A Russian warship fired warning shots at a Turkish fishing boat in the Aegean Sea, ostensibly to avoid a possible collision. The Russian Defense Ministry said the boat came within 1,600 feet of the Smetlivy destroyer, one of the ships bolstering the Kremlin’s military foray into Syria meant to prop up the regime of dictator Bashar al-Assad.
Moscow summoned a Turkish military attaché over the incident, telling the official of “potentially disastrous consequences from Ankara’s reckless actions toward Russia’s military continent fighting against international terrorism in Syria,” the Defense Ministry said in a statement.
“We are not in favor of tension," Turkey's Foreign Minister Mevlut Cavusoglu was quoted as saying in response. "We have always been in favor of overcoming tensions through dialogue rather than conflict.”
The confrontation on the waves is the latest evidence that tensions between Ankara and Moscow remain high almost a month after the Turkish air force shot down a Russian fighter jet. Turkey claimed the aircraft had entered its airspace and refused to change course; Russian President Vladimir Putin called the downing a “planned provocation.”
The relationship between the two capitals has only deteriorated since, with Russia unleashing a package of economic sanctions against Turkey, including restrictions on imports and travel. It also sent a warship through the Bosphorus in Istanbul; pictures revealed a solider on the ship’s deck, holding a rocket launcher.
Last week a top Turkish official accused Moscow of conducting “ethnic cleansing” in northern Syria, while Putin pointedly reminded the world that the Kremlin might use nuclear weapons in Syria if necessary.
The series of dust-ups is sure to be a topic of conversation on Tuesday when U.S. Secretary of State John Kerry arrives in Moscow for meetings with Putin and Russian Foreign Minister Sergey Lavrov. President Obama and other senior administration officials have chastised Russia for its intervention in Syria, charging Moscow with lying when it says its forces are in the country to fight ISIS.

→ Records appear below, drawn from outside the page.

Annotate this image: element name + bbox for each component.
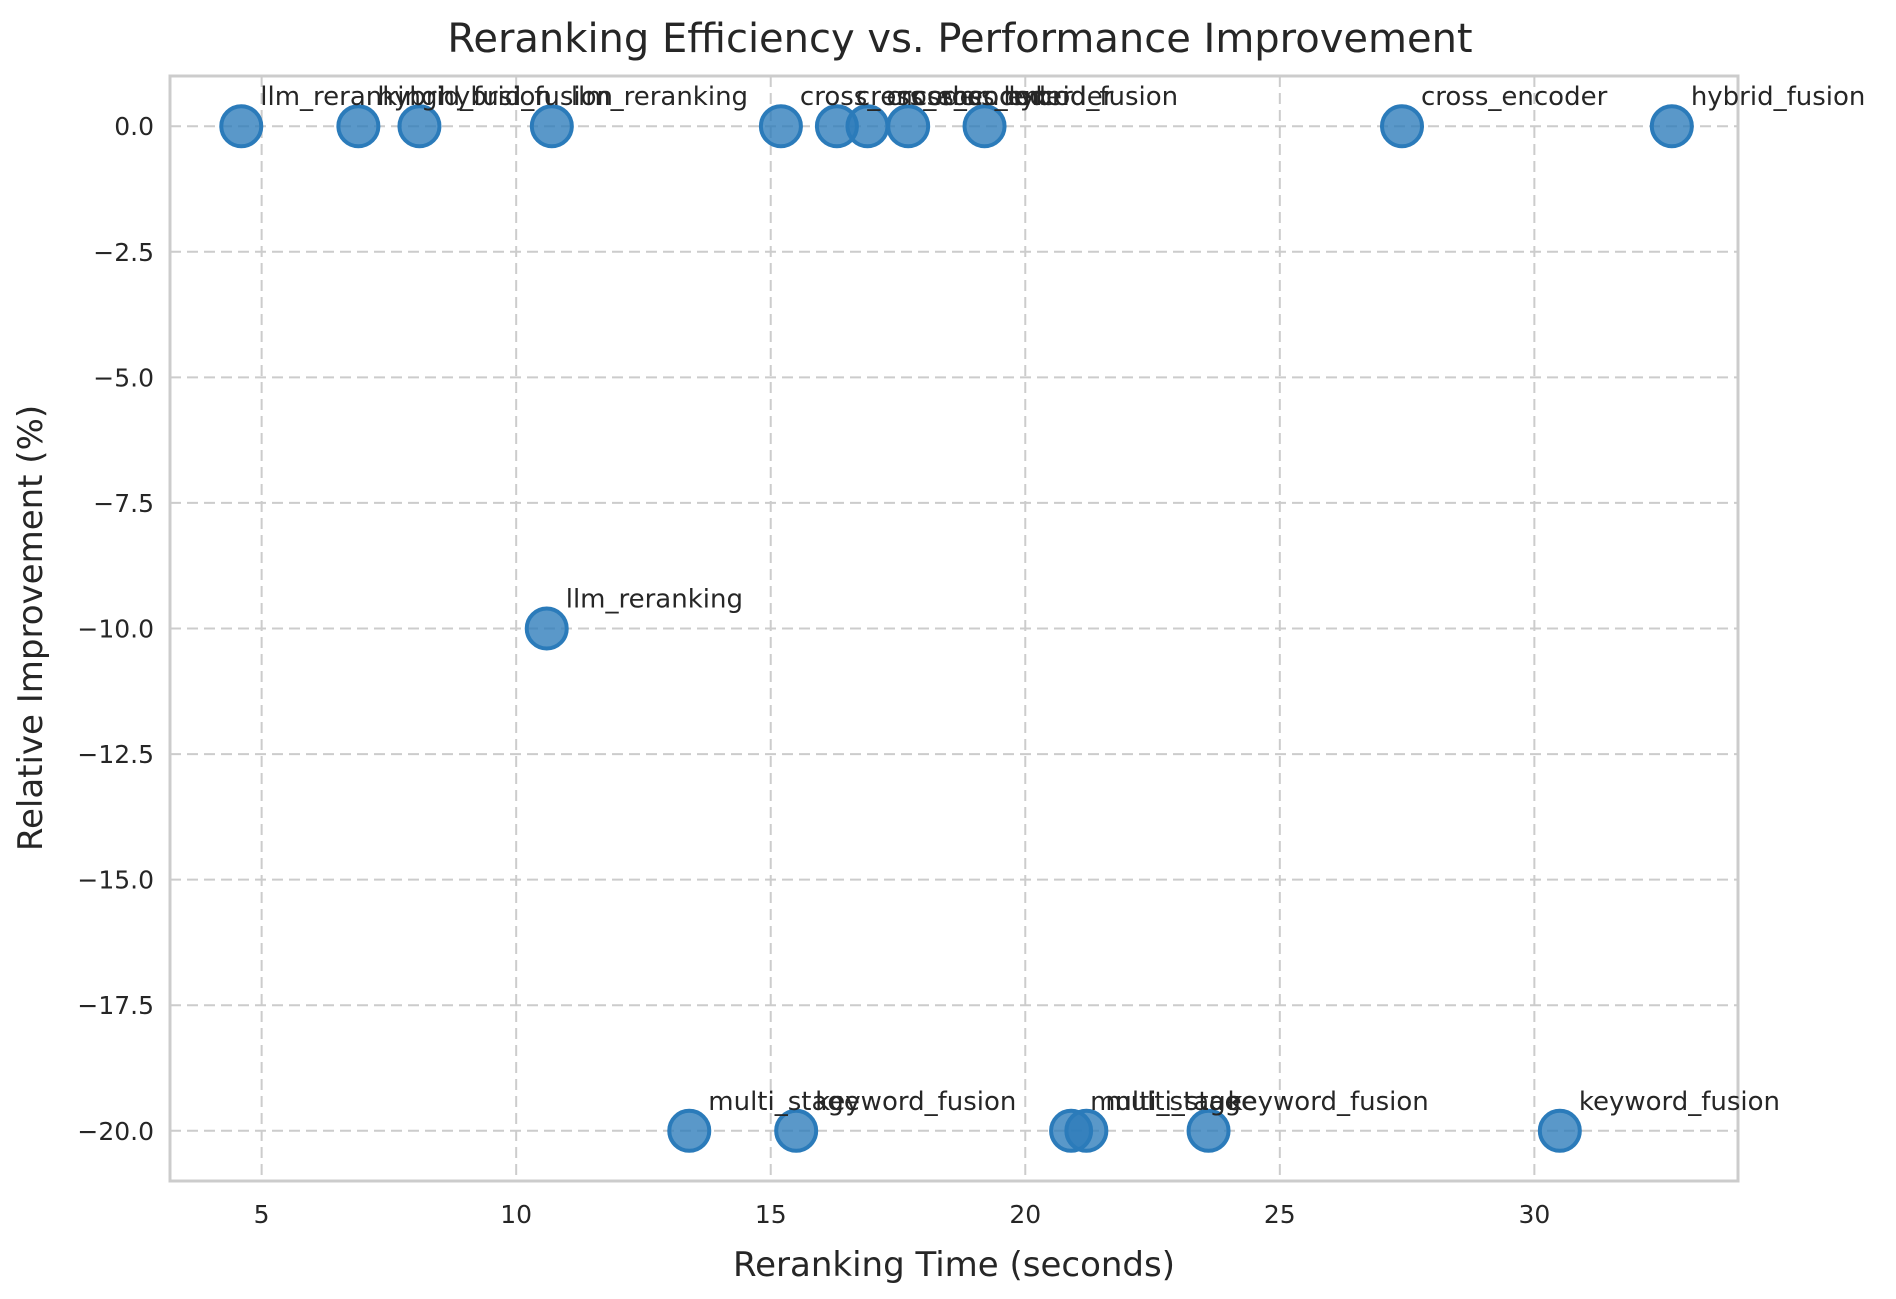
data-point xyxy=(962,104,1007,149)
plot-frame xyxy=(168,74,1740,1183)
x-tick-labels: 5 10 15 20 25 30 xyxy=(254,1200,1551,1229)
y-axis-label: Relative Improvement (%) xyxy=(11,405,51,851)
point-label: cross_encoder xyxy=(927,82,1114,112)
y-tick-label: 0.0 xyxy=(114,112,154,141)
point-label: llm_reranking xyxy=(571,82,748,112)
x-tick-label: 10 xyxy=(500,1200,532,1229)
point-label: cross_encoder xyxy=(1421,82,1608,112)
data-point xyxy=(524,606,569,651)
y-tick-labels: 0.0 −2.5 −5.0 −7.5 −10.0 −12.5 −15.0 −17.5 −20.0 xyxy=(77,112,154,1146)
data-point xyxy=(397,104,442,149)
data-point xyxy=(667,1108,712,1153)
point-label: keyword_fusion xyxy=(1579,1087,1780,1117)
chart-title: Reranking Efficiency vs. Performance Imp… xyxy=(447,16,1472,62)
point-label: hybrid_fusion xyxy=(1691,82,1866,112)
y-tick-label: −12.5 xyxy=(77,740,154,769)
point-label: hybrid_fusion xyxy=(377,82,552,112)
data-point xyxy=(1380,104,1424,149)
y-tick-label: −2.5 xyxy=(93,238,154,267)
point-label: llm_reranking xyxy=(566,585,743,615)
point-label: multi_stage xyxy=(1090,1087,1242,1117)
point-label: cross_encoder xyxy=(800,82,987,112)
y-tick-label: −7.5 xyxy=(93,489,154,518)
y-tick-label: −10.0 xyxy=(77,615,154,644)
grid-layer xyxy=(170,76,1738,1181)
data-point xyxy=(1537,1108,1582,1153)
data-point xyxy=(886,104,931,149)
x-tick-label: 20 xyxy=(1009,1200,1041,1229)
data-point xyxy=(529,104,574,149)
x-axis-label: Reranking Time (seconds) xyxy=(733,1245,1175,1285)
point-label: cross_encoder xyxy=(856,82,1043,112)
x-tick-label: 25 xyxy=(1264,1200,1296,1229)
y-tick-label: −15.0 xyxy=(77,866,154,895)
point-label: hybrid_fusion xyxy=(1004,82,1179,112)
data-point xyxy=(219,104,264,149)
data-point xyxy=(758,104,803,149)
point-label: multi_stage xyxy=(1105,1087,1257,1117)
scatter-points xyxy=(219,104,1694,1153)
point-label: keyword_fusion xyxy=(1228,1087,1429,1117)
y-tick-label: −20.0 xyxy=(77,1117,154,1146)
point-label: hybrid_fusion xyxy=(438,82,613,112)
x-tick-label: 15 xyxy=(755,1200,787,1229)
point-label: multi_stage xyxy=(708,1087,860,1117)
y-tick-label: −5.0 xyxy=(93,363,154,392)
data-point xyxy=(774,1108,819,1153)
data-point xyxy=(1649,104,1694,149)
point-label: llm_reranking xyxy=(260,82,437,112)
data-point xyxy=(1186,1108,1231,1153)
point-labels: llm_rerankinghybrid_fusionhybrid_fusionl… xyxy=(260,82,1865,1117)
x-tick-label: 5 xyxy=(254,1200,270,1229)
x-tick-label: 30 xyxy=(1518,1200,1550,1229)
point-label: keyword_fusion xyxy=(815,1087,1016,1117)
data-point xyxy=(1064,1108,1109,1153)
point-label: cross_encoder xyxy=(886,82,1073,112)
y-tick-label: −17.5 xyxy=(77,991,154,1020)
data-point xyxy=(336,104,381,149)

While relations between Turkey and Russia have turned frosty in the last month, the U.S.-Russia relationship has been downright frigid for almost two years, ever since Moscow annexed the Crimean Peninsula from Ukraine and began supporting separatist rebels in the eastern part of the country.
It’s unclear what, if any, impact Tuesday’s sessions will have on relations going forward, but they at least could give the two nations a chance to emphasize areas where they are still cooperating, like the Iran nuclear deal.